Saturday 2 April 2016

Line of Duty

He brought heroism into the line of duty.
Verily he is a terrible ancestor.

- Joseph Conrad, The Mirror of the Sea


It's a bemusing scene, where the reporter stands amidst ruins, looking around solemnly, then to camera confides, "There's a lot of history here." In fact, it's fair to say there's a lot of history everywhere, only, not every event generates a stone wall, sunken grave, or golden mask exhumed from desert sands.

Looking up at the sky at night, the stars appear constant in their position and luminosity, but because of the conditions of the space-time continuum many of the objects in view may already have blown apart or otherwise have waned to shadows of their former states. Light escaping them may travel tens of thousands of years before presenting itself to our instruments, by which time it may be over already for any particular light source. It follows, too, that the evidence for the latter state may not reach us for a further tens of thousands of years.
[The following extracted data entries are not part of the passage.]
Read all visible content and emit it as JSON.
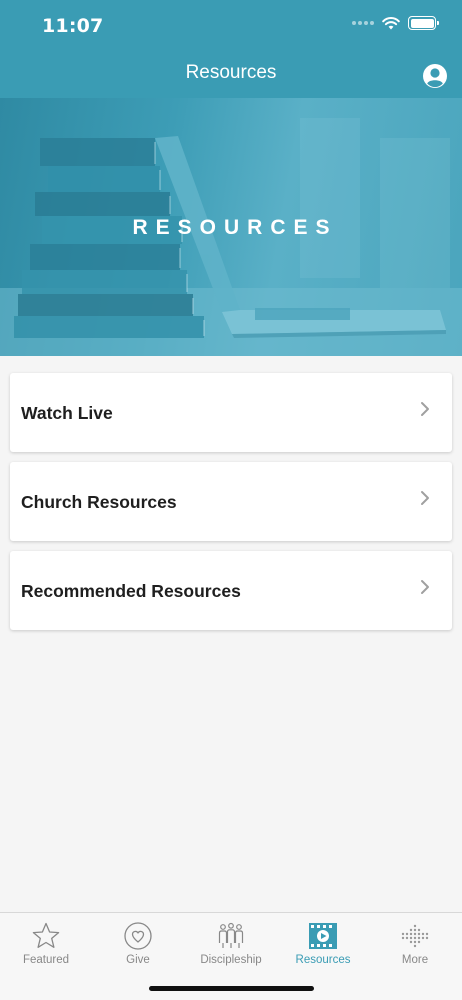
{
  "status_bar": {
    "time": "11:07"
  },
  "header": {
    "title": "Resources"
  },
  "hero": {
    "title": "RESOURCES"
  },
  "menu": [
    {
      "label": "Watch Live"
    },
    {
      "label": "Church Resources"
    },
    {
      "label": "Recommended Resources"
    }
  ],
  "tabbar": {
    "tabs": [
      {
        "label": "Featured",
        "icon": "star-icon"
      },
      {
        "label": "Give",
        "icon": "heart-icon"
      },
      {
        "label": "Discipleship",
        "icon": "people-icon"
      },
      {
        "label": "Resources",
        "icon": "video-icon",
        "active": true
      },
      {
        "label": "More",
        "icon": "dots-grid-icon"
      }
    ]
  },
  "colors": {
    "accent": "#3a9cb4",
    "inactive": "#888888",
    "background": "#f5f5f5"
  }
}
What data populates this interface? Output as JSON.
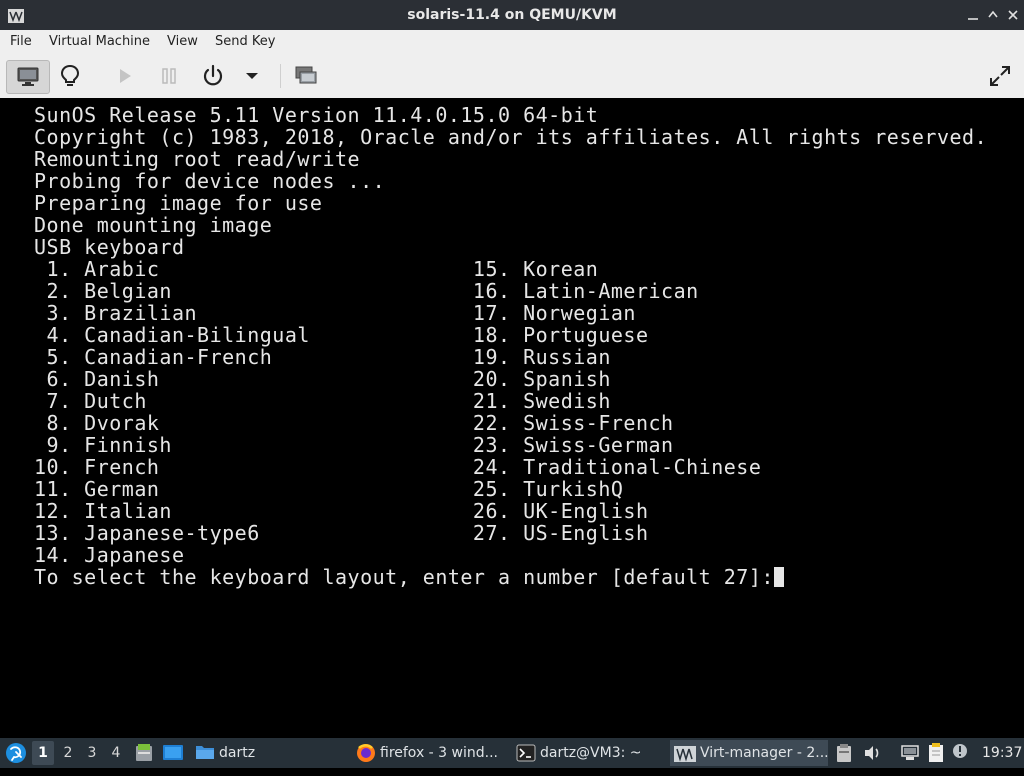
{
  "window": {
    "title": "solaris-11.4 on QEMU/KVM"
  },
  "menubar": {
    "items": [
      {
        "label": "File"
      },
      {
        "label": "Virtual Machine"
      },
      {
        "label": "View"
      },
      {
        "label": "Send Key"
      }
    ]
  },
  "toolbar": {
    "buttons": [
      {
        "name": "console-view",
        "icon": "monitor-icon"
      },
      {
        "name": "details-view",
        "icon": "lightbulb-icon"
      },
      {
        "name": "run",
        "icon": "play-icon"
      },
      {
        "name": "pause",
        "icon": "pause-icon"
      },
      {
        "name": "shutdown",
        "icon": "power-icon"
      },
      {
        "name": "shutdown-menu",
        "icon": "dropdown-arrow-icon"
      },
      {
        "name": "snapshots",
        "icon": "snapshots-icon"
      },
      {
        "name": "fullscreen",
        "icon": "fullscreen-icon"
      }
    ]
  },
  "console": {
    "lines": [
      "SunOS Release 5.11 Version 11.4.0.15.0 64-bit",
      "Copyright (c) 1983, 2018, Oracle and/or its affiliates. All rights reserved.",
      "Remounting root read/write",
      "Probing for device nodes ...",
      "Preparing image for use",
      "Done mounting image",
      "USB keyboard",
      " 1. Arabic                         15. Korean",
      " 2. Belgian                        16. Latin-American",
      " 3. Brazilian                      17. Norwegian",
      " 4. Canadian-Bilingual             18. Portuguese",
      " 5. Canadian-French                19. Russian",
      " 6. Danish                         20. Spanish",
      " 7. Dutch                          21. Swedish",
      " 8. Dvorak                         22. Swiss-French",
      " 9. Finnish                        23. Swiss-German",
      "10. French                         24. Traditional-Chinese",
      "11. German                         25. TurkishQ",
      "12. Italian                        26. UK-English",
      "13. Japanese-type6                 27. US-English",
      "14. Japanese"
    ],
    "prompt": "To select the keyboard layout, enter a number [default 27]:"
  },
  "taskbar": {
    "workspaces": [
      "1",
      "2",
      "3",
      "4"
    ],
    "active_workspace": "1",
    "launchers": [
      {
        "icon": "file-manager-icon"
      },
      {
        "icon": "show-desktop-icon"
      }
    ],
    "folder_label": "dartz",
    "tasks": [
      {
        "icon": "firefox-icon",
        "label": "firefox - 3 wind..."
      },
      {
        "icon": "terminal-icon",
        "label": "dartz@VM3: ~"
      },
      {
        "icon": "virt-manager-icon",
        "label": "Virt-manager - 2..."
      }
    ],
    "clock": "19:37"
  }
}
These observations are basic and accepted as measurable data. Less so are the conundrums of dark matter and dark energy, so-named according to one physicist simply because we don't know anything about them, a circumstances not unlike that of 15th century mapmakers, who, where an area beyond known realms was conjectured, inserted, 'Here there be dragons'.

The status quo envelops every life with schedules, timetables, and mind-numbing trivialities. It's often the caee that a 'disruption in the field' of these events is at once welcome and shocking, as it demonstrates the existence of other realities, other dimensions, shoaling upon our own.

One of my own ancestors ("There's a lot of history here.) appeared within a generational succession of farmers, revolutionary volunteers, and circuit court judges as different to them as a desert flower. He boarded a ship and sailed away and carved a new life for himself on another part of the planet. He married a woman of those people, learned the language and prospered through a time of political and social turbulence.

The example he set is difficult to ignore, as a light that takes some time to get through, accepted as having already been overtaken somewhere in the vast expanse of time and experience by other realities.

It's said, the blue of my eyes is his.